If such an embryo could develop, he said, the result would resemble a human mbeing but carry bovine mitochondria, the energy-producing component of every cell. This is because the cow's egg shell, or cytoplasm, contains genetic materials known as mitochondrial DNA.

"This suggests that we can create new human-animal species," said Jeremy Rifkin, biotechnology critic and president of the Washington-based Foundation on Economic Trends.  Rifkin called the experiment "the most extraordinary single development in the history of biotechnology."

Such experiments have become public only when the makers of hybrids, who fund their operations through investor capital, apply to patent their inventions.

In partnership with Massachusetts-based Advanced Cell Technology, Cibelli came out from under a shroud of secrecy in 1998 when the firm applied to patent the alleged invention.

Last October, Greenpeace Germany dug up a patent claim for a similar human-animal hybrid, only this time it involved a pig. U.S.-based Biotransplant and Australia-based Stem Cell Sciences grew a pig-human embryo to 32 cells before ending its life.  "If the embryo had lived, it would be 95% human," said Michael Khoo, a genetic engineering campaigner for Greenpeace's Toronto branch. "The possibilities are not only frightening, but it's unknown just how many other similar patent applications are out there."

Meanwhile, critics and futurists are having a field day speculating on the future of biotechnology.

"Chimpanzees share between 95% and 98% of our genes, so the prospect of creating a human-chimpanzee hybrid are highly probable," Rifkin said. "The question becomes: What percentage of human genes will it take before human rights kick in? Would a hybrid have to look and talk like a human before it can get human rights?"

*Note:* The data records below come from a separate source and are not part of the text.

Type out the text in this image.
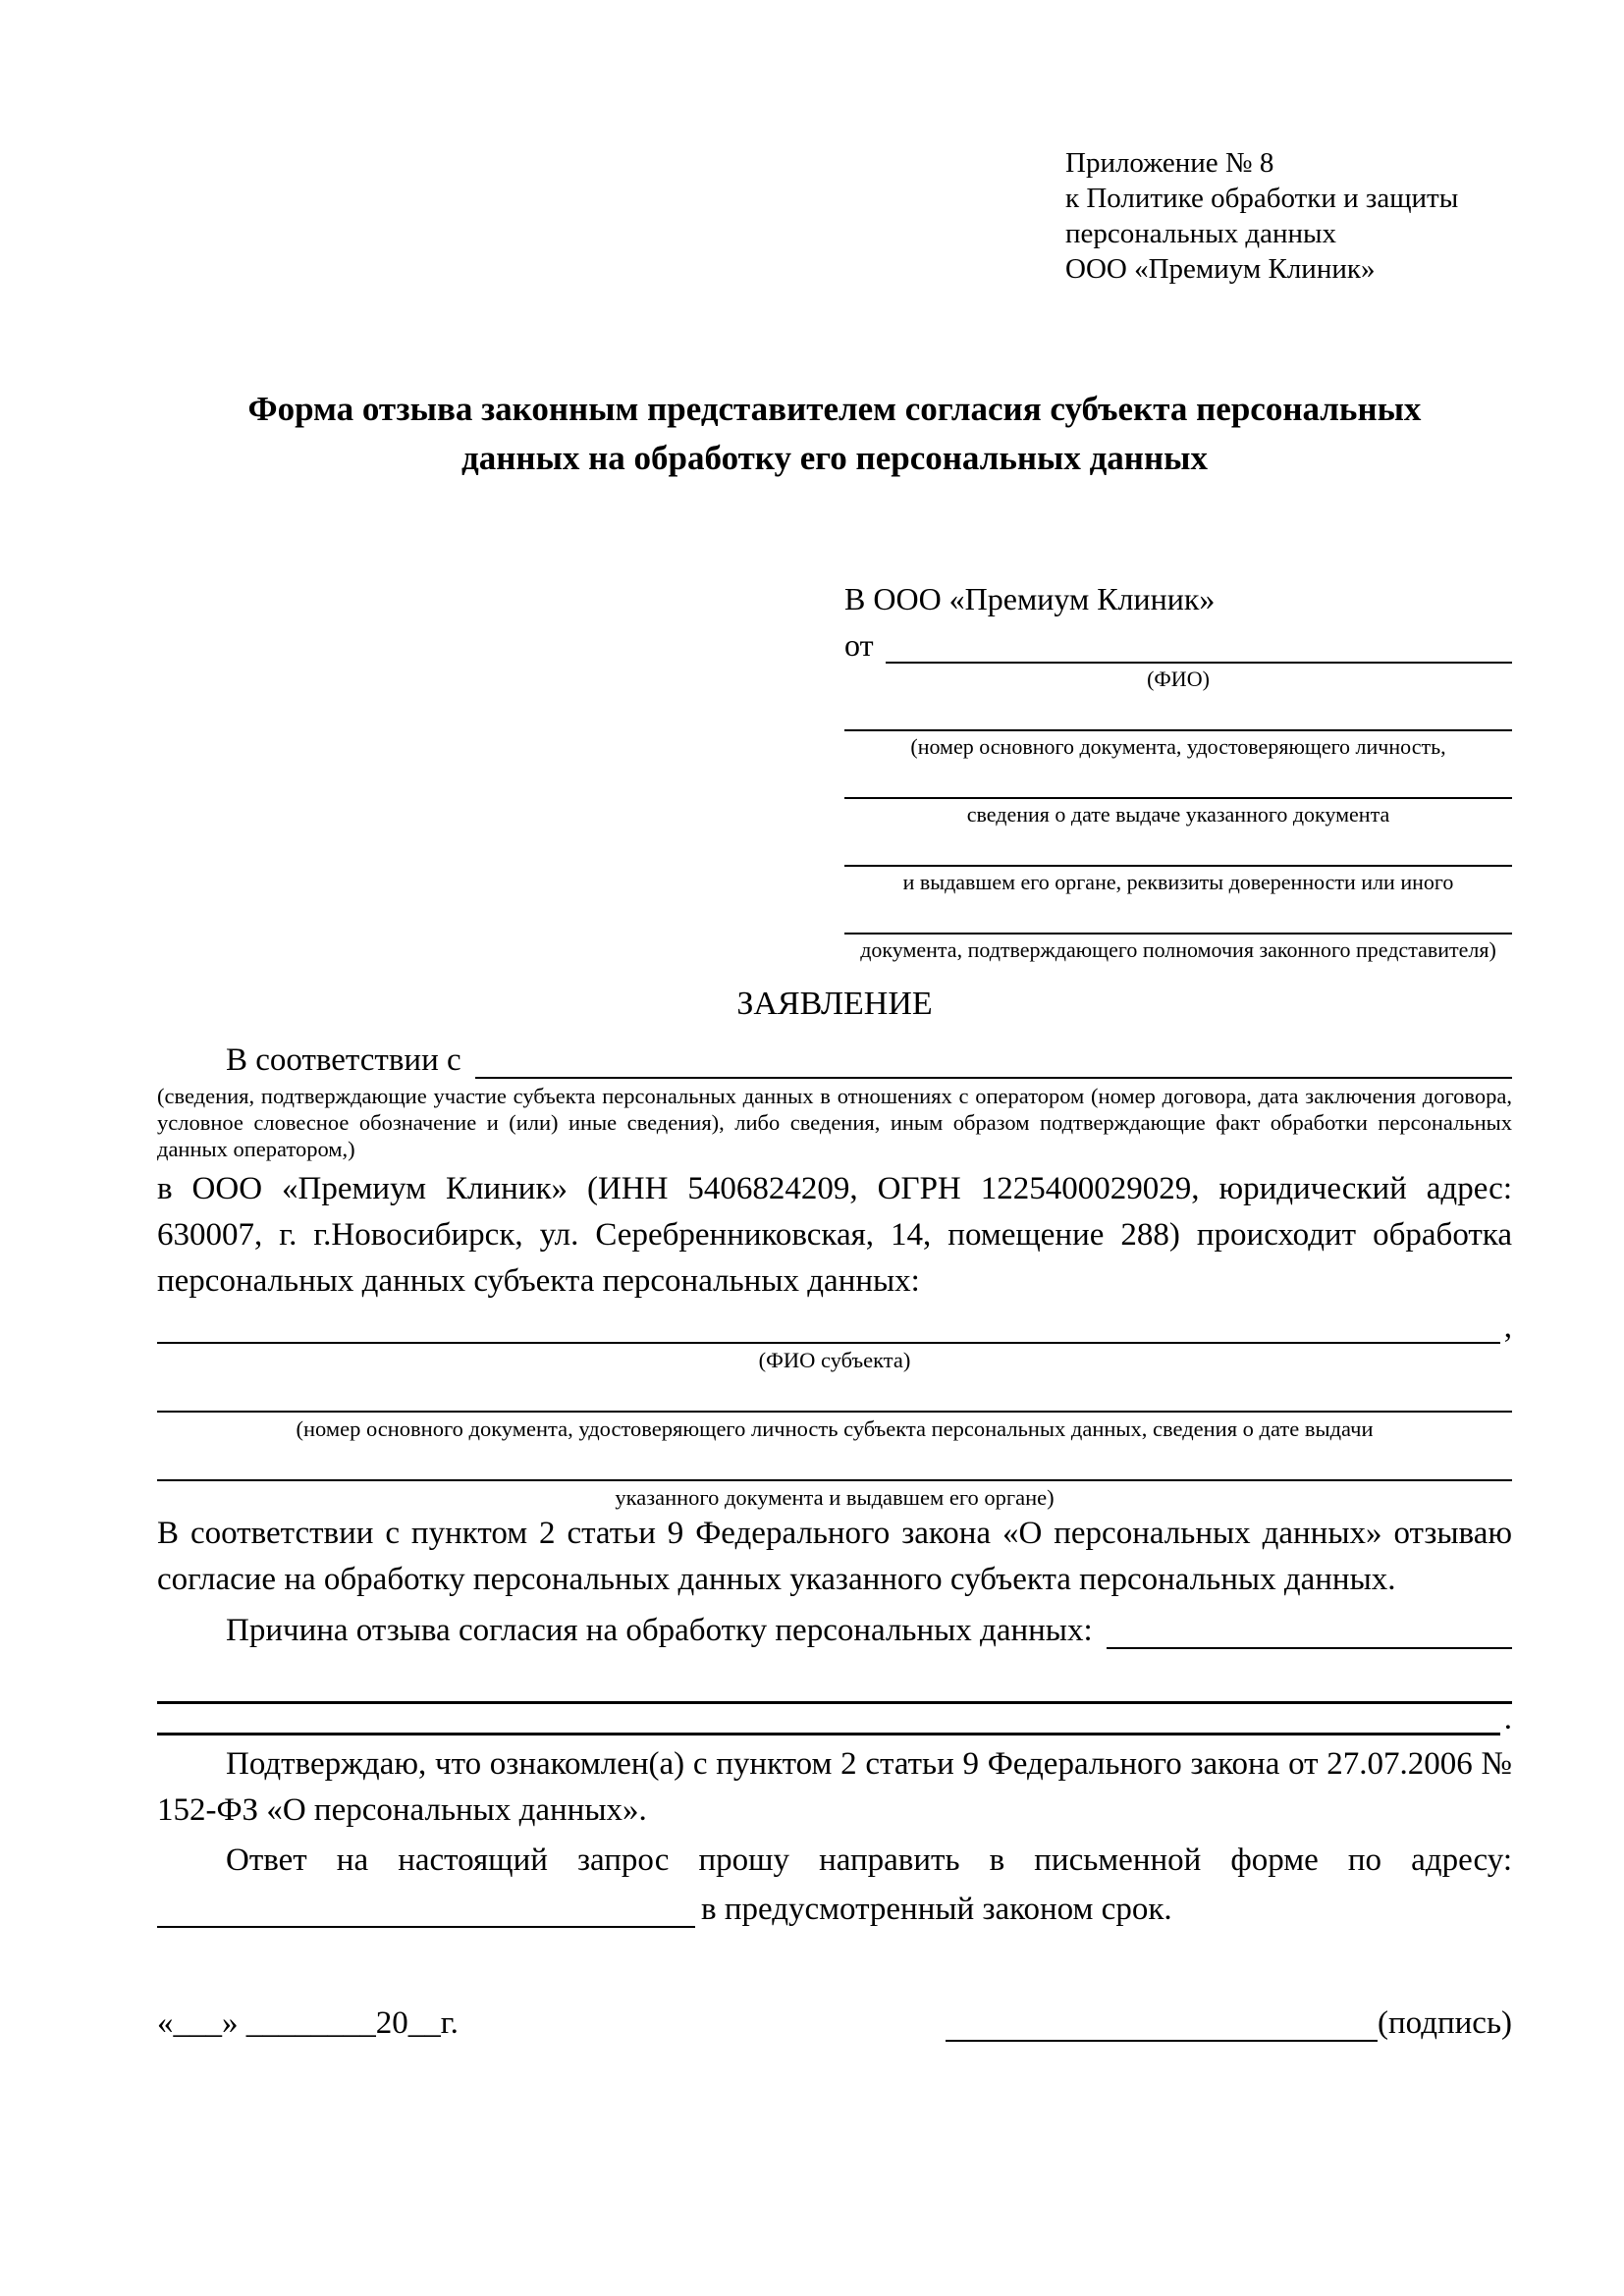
Приложение № 8
к Политике обработки и защиты
персональных данных
ООО «Премиум Клиник»
Форма отзыва законным представителем согласия субъекта персональных данных на обработку его персональных данных
В ООО «Премиум Клиник»
от
(ФИО)
(номер основного документа, удостоверяющего личность,
сведения о дате выдаче указанного документа
и выдавшем его органе, реквизиты доверенности или иного
документа, подтверждающего полномочия законного представителя)
ЗАЯВЛЕНИЕ
В соответствии с
(сведения, подтверждающие участие субъекта персональных данных в отношениях с оператором (номер договора, дата заключения договора, условное словесное обозначение и (или) иные сведения), либо сведения, иным образом подтверждающие факт обработки персональных данных оператором,)
в ООО «Премиум Клиник» (ИНН 5406824209, ОГРН 1225400029029, юридический адрес: 630007, г. г.Новосибирск, ул. Серебренниковская, 14, помещение 288) происходит обработка персональных данных субъекта персональных данных:
,
(ФИО субъекта)
(номер основного документа, удостоверяющего личность субъекта персональных данных, сведения о дате выдачи
указанного документа и выдавшем его органе)
В соответствии с пунктом 2 статьи 9 Федерального закона «О персональных данных» отзываю согласие на обработку персональных данных указанного субъекта персональных данных.
Причина отзыва согласия на обработку персональных данных:
.
Подтверждаю, что ознакомлен(а) с пунктом 2 статьи 9 Федерального закона от 27.07.2006 № 152-ФЗ «О персональных данных».
Ответ на настоящий запрос прошу направить в письменной форме по адресу:
в предусмотренный законом срок.
«___» ________20__г.	(подпись)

While the concept of making and owning such a creation for 20 years under patent law is controversial to say the least, the science behind combining animal eggs and human DNA could be useful, said Cross. "In the case of Dolly, it took 277 eggs to get the sheep. In normal IVF programs, the number of eggs you get usually ranges between five and 10. So, to solve a potential shortage, some scientists have considered using an egg from a different species to house human DNA."

While such an attempt to improve the egg supply may be scientifically possible, people are not ready for such a brave new world which involves crossing the species barrier, said Diane Cox, who chairs the medical genetics department at the University of Alberta. "Right now, technology is way ahead of ethics.

The Canadian population is worried enough about relatively trivial things, let alone such a bizarre concept."